Thanks. Another question about the trial that was sent in is the infrastructure prep for the trial to begin including recruiting.
Yes. Well, thanks to the hard work of our dedicated team. We are well prepared to initiate the second part of the trial upon favorable review of the 30-day safety data from the independent DSMB as well as the FDA. We are really confident in our ability to deliver both investigational and comparator vaccine to sites and have worked very closely with our CRO to ensure site readiness.
And of course, we already have a number of active sites that have randomized participants for a sentinel cohort and with many additional sites ready to participate in the next phase.
One more question. neurovirus program, you may have fully covered it, but I'll put it out there. On your Neurovis program, what's your most logical next step?
Again, our goal is to have an end of Phase II meeting with the FDA and discuss requirements for Phase III and licensure. But to get there, we do need to add more data to our overall package. We will continue to be thoughtful and deliberate in this approach and ensure that we can build the most compelling data package for the FDA.
A question for Steve. Would you consider conducting a trial outside of the U.S. potentially with the partner?
Yes. So we're always open to collaboration with companies to codevelop our platform and also nondilutive funding opportunities with entities outside the United States, if it makes good business sense. So our vaccine development have -- potentially have an impact not only in the United States, but also around the world. So we're definitely open to broader partnerships. And as an example, Sean mentioned earlier, we had conducted our Phase I norovirus trial in Latin mothers in South Africa, which was funded by the Bill & Melinda Gates Foundation.
Thanks. Another question. This is for Sean. Do you have additional updates regarding your earlier stage programs, such as seasonal flu, HPV or Abano. Can we anticipate any preclinical data? And are you prioritizing one program?
Yes.
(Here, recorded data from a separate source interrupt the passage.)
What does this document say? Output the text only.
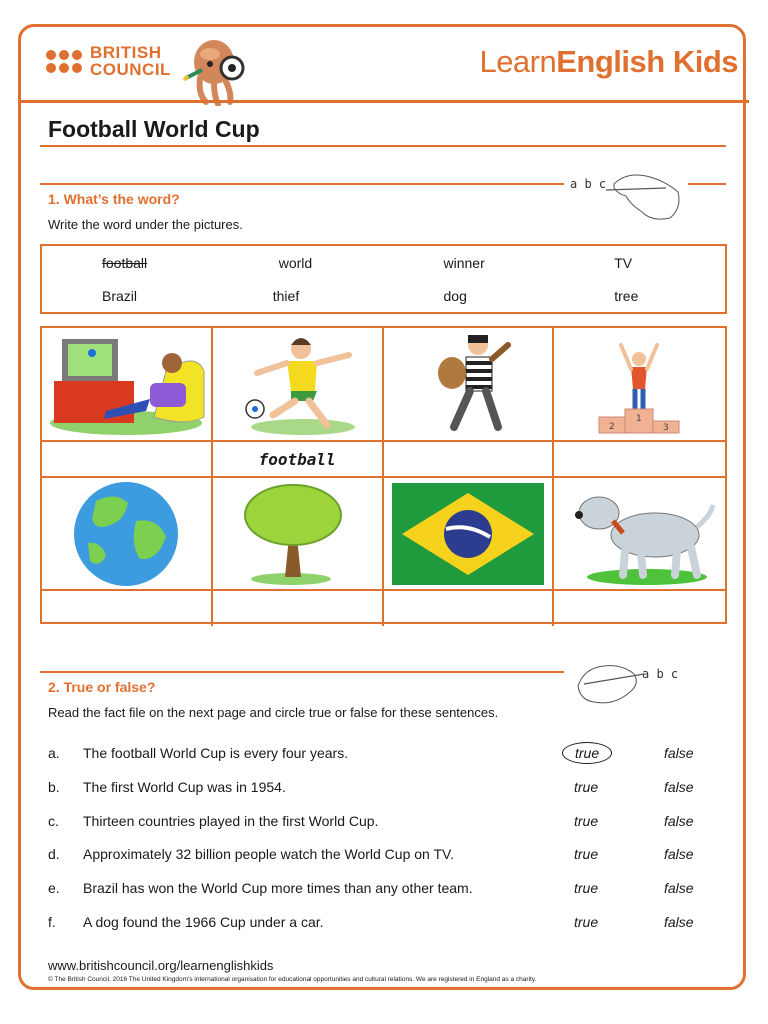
BRITISH
COUNCIL	LearnEnglish Kids
Football World Cup
a b c
1. What’s the word?

Write the word under the pictures.

football	world	winner	TV
Brazil	thief	dog	tree
2
1
3
football
a b c
2. True or false?

Read the fact file on the next page and circle true or false for these sentences.

a. The football World Cup is every four years.	true	false
b. The first World Cup was in 1954.	true	false
c. Thirteen countries played in the first World Cup.	true	false
d. Approximately 32 billion people watch the World Cup on TV.	true	false
e. Brazil has won the World Cup more times than any other team.	true	false
f. A dog found the 1966 Cup under a car.	true	false

www.britishcouncil.org/learnenglishkids

© The British Council, 2016 The United Kingdom’s international organisation for educational opportunities and cultural relations. We are registered in England as a charity.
Well, we are currently conducting preclinical work on avian flu, seasonal flu and HPV. As for bird flu, our previous data showed our platform may be potentially be effective for various strains of bird flu, although we have not conducted any studies of the current circulating strains are the ones that are in the U.S.
Additionally, we published a paper in vaccines, which I mentioned before about our H3B constructs, and we regularly review our candidate pipeline to determine the best strategic opportunities. The company makes these decisions based on a variety of factors, including market and competitive dynamics, resources and timing. In addition to these programs, we will continue to conduct preclinical development of novel constructs to brand both current and emerging infectious disease threats for pandemic preparedness.
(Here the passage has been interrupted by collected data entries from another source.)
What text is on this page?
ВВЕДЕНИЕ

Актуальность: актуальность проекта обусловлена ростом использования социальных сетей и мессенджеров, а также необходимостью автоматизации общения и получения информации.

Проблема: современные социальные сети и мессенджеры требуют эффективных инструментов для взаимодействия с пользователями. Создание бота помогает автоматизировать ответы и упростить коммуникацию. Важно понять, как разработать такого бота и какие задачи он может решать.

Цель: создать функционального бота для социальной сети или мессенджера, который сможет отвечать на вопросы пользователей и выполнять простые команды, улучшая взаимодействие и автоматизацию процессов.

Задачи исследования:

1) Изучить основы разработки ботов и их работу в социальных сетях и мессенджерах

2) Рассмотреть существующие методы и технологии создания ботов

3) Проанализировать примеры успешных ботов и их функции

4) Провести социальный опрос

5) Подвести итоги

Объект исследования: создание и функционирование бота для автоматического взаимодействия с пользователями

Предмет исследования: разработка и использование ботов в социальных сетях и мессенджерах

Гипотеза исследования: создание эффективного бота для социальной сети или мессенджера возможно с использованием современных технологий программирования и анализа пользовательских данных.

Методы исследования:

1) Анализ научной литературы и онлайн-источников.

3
Thank you. That's all the questions we have at this time. I'd like to turn the floor over to Steve Lo for some closing remarks.
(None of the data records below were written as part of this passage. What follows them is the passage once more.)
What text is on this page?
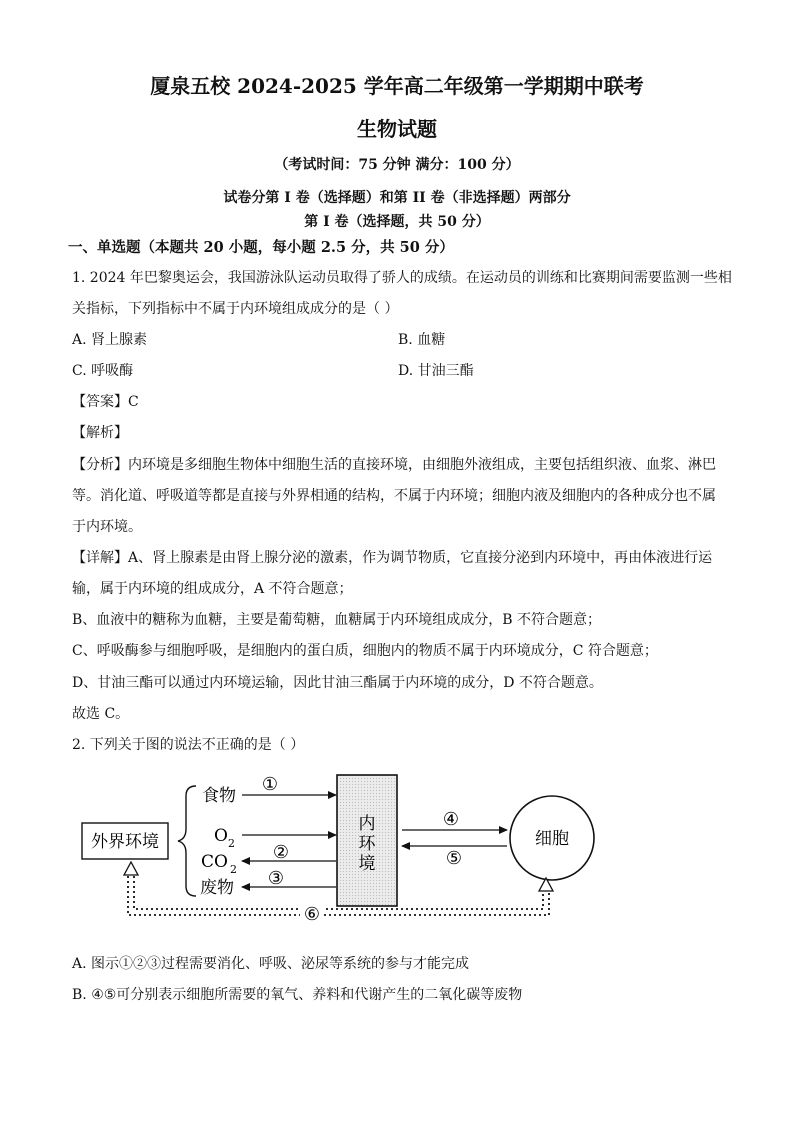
厦泉五校 2024-2025 学年高二年级第一学期期中联考
生物试题
（考试时间：75 分钟 满分：100 分）
试卷分第 I 卷（选择题）和第 II 卷（非选择题）两部分
第 I 卷（选择题，共 50 分）
一、单选题（本题共 20 小题，每小题 2.5 分，共 50 分）
1. 2024 年巴黎奥运会，我国游泳队运动员取得了骄人的成绩。在运动员的训练和比赛期间需要监测一些相
关指标，下列指标中不属于内环境组成成分的是（ ）
A. 肾上腺素	B. 血糖
C. 呼吸酶	D. 甘油三酯
【答案】C
【解析】
【分析】内环境是多细胞生物体中细胞生活的直接环境，由细胞外液组成，主要包括组织液、血浆、淋巴
等。消化道、呼吸道等都是直接与外界相通的结构，不属于内环境；细胞内液及细胞内的各种成分也不属
于内环境。
【详解】A、肾上腺素是由肾上腺分泌的激素，作为调节物质，它直接分泌到内环境中，再由体液进行运
输，属于内环境的组成成分，A 不符合题意；
B、血液中的糖称为血糖，主要是葡萄糖，血糖属于内环境组成成分，B 不符合题意；
C、呼吸酶参与细胞呼吸，是细胞内的蛋白质，细胞内的物质不属于内环境成分，C 符合题意；
D、甘油三酯可以通过内环境运输，因此甘油三酯属于内环境的成分，D 不符合题意。
故选 C。
2. 下列关于图的说法不正确的是（ ）
外界环境
食物
O 2
CO 2
废物
①
②
③
内
环
境
④
⑤
细胞
⑥
A. 图示①②③过程需要消化、呼吸、泌尿等系统的参与才能完成
B. ④⑤可分别表示细胞所需要的氧气、养料和代谢产生的二氧化碳等废物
Yes. Thank you, everyone, for joining us on today's call. At Vaxart, we are working with great effort in pursuit of revolutionizing how we think about global public health, supporting vaccine development is not only an investment in health, but in the resilience and prosperity of our global community.
We are proud to be introducing innovation in the vaccine space as pioneers in oral vaccines. We believe our differentiated approach that focuses on egos immunity will be key to our success. So we continue to be optimistic about our promising future and look forward to updating you all on our progress. Operator, you may close the call.
Thank you. And this concludes today's conference, and you may disconnect your lines at this time. Thank you for your participation.